The second theme that Lord investigates is the fascinating subject of gender in rocketry and spaceflight. Of course, aerospace engineering in the United States has been the province of a largely white male population. She describes how she found a pamphlet published at JPL in 1959 entitled "About Missiles and Men." The title says much about the perspective of the NASA center in the era, but "The book's cover says a lot about sex and rocketry...It shows two missiles darting across the page--one placed so that it appears to rise from a ground technician's groin" (pp. 37-38).

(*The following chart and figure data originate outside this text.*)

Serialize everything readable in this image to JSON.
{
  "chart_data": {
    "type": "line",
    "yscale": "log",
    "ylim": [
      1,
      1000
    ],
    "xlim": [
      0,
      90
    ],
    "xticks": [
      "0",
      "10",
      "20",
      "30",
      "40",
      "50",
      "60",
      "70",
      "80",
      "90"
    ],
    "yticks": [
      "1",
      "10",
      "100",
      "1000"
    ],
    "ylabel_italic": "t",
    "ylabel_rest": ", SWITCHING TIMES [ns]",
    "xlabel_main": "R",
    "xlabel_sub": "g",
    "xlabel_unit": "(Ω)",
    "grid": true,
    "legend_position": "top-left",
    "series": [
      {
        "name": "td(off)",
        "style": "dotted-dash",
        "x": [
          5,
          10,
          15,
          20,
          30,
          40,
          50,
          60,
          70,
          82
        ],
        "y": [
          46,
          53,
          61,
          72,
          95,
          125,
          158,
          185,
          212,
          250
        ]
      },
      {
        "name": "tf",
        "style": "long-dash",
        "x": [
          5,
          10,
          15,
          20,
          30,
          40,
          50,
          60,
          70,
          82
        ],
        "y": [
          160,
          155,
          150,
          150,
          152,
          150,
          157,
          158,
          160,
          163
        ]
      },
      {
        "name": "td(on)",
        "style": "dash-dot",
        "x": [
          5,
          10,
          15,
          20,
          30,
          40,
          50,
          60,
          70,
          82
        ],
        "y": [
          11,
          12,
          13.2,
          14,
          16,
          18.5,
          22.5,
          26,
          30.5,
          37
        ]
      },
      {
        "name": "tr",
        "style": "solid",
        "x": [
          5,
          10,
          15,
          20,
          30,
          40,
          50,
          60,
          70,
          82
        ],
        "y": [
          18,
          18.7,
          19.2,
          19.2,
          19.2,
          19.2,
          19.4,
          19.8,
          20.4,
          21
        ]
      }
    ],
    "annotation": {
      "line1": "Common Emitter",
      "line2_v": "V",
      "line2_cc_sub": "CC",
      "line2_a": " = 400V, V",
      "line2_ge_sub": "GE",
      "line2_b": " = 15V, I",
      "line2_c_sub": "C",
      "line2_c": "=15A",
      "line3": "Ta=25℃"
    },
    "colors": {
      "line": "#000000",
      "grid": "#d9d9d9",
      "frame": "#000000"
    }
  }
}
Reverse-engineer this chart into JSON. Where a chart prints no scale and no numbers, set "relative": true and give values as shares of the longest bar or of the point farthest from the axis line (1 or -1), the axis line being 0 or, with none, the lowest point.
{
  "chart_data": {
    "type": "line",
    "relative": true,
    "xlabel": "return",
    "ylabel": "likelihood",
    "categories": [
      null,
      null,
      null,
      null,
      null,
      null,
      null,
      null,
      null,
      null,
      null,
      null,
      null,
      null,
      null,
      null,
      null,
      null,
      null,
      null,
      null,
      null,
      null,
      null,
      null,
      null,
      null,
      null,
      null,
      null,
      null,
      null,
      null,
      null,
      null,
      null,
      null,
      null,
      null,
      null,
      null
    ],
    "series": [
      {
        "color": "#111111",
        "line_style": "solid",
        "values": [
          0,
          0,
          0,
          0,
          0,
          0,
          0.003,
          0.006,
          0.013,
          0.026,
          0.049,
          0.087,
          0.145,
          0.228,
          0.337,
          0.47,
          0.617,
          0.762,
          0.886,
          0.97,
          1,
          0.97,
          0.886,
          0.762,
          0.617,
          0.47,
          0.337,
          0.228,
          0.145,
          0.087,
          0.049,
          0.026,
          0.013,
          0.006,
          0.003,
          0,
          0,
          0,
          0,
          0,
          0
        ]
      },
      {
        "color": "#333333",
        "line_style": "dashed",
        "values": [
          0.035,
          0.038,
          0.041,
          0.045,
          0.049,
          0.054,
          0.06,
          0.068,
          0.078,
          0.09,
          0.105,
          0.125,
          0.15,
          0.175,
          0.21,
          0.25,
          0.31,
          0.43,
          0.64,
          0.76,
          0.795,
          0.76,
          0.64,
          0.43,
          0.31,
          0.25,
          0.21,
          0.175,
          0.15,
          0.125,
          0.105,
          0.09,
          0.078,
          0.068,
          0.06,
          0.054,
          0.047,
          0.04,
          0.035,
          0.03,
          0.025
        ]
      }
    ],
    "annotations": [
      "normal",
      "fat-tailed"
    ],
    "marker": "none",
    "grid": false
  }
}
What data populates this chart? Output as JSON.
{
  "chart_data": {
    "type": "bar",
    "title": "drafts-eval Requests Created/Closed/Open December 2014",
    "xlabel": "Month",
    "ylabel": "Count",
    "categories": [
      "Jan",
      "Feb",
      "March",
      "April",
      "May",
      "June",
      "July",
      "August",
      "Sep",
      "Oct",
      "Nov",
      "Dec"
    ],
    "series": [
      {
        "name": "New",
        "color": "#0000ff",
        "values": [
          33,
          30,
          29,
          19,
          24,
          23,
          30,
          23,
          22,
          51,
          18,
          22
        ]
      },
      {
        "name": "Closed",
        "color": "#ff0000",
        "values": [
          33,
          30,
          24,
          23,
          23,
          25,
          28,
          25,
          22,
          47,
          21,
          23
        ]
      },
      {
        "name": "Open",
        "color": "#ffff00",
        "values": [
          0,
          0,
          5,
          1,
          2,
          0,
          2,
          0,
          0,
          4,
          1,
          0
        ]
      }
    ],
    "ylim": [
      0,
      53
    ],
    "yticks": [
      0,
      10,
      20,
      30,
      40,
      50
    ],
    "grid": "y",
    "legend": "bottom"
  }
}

Lord explores gender throughout this book, using the career of Donna Shirley, who gained fame during the Mars Pathfinder mission of 1997, and who had been battling for greater acceptance of women at JPL since the early 1970s. It has been a slow process and Lord believes that there is much yet to accomplish on that score at both JPL and NASA.
Throughout the book are several sustained analyses of gender in spaceflight. One of my favorites is Lord's deconstruction of a rocket launch: "One can easily interpret a launch as a symbol of masculine power. It involves a potent object penetrating the heavens. But what, I suspect, gives the experience its psychic resonance is that the imagery is also feminine. During preparations for a launch, the spacecraft is `mated' to the launch vehicle. The harsh, male abstractions of physics are described in the vocabulary of pregnancy and birth, the ultimate female acts of creation. A launch is more than just a knock-your-socks-off explosion. It is a kind of labor, a wrenching struggle to escape one world and move into another. On a deep, archetypal level it is profound--a uniting of the masculine and feminine in the sort of balance that Jungian psychologists believe the psyche seeks" (pp. 159, 161). Such insights are gems scattered throughout the book.
There is much to recommend in this book, and I commend it to all. This is not a work of scholarship, per se. It is written for a broad market and refrains from references to Michel Foucault and the school of analysis he embodied. It does have, however, page sources at the conclusion to lead those interested to more extensive discussions. While Lord refrains from offering an overarching thesis, as would a work of deep scholarship, "Astro Turf" is an important discussion of the history of spaceflight from the standpoint of one NASA facility, the Jet Propulsion Laboratory. As such it is an enormously valuable addition to the literature.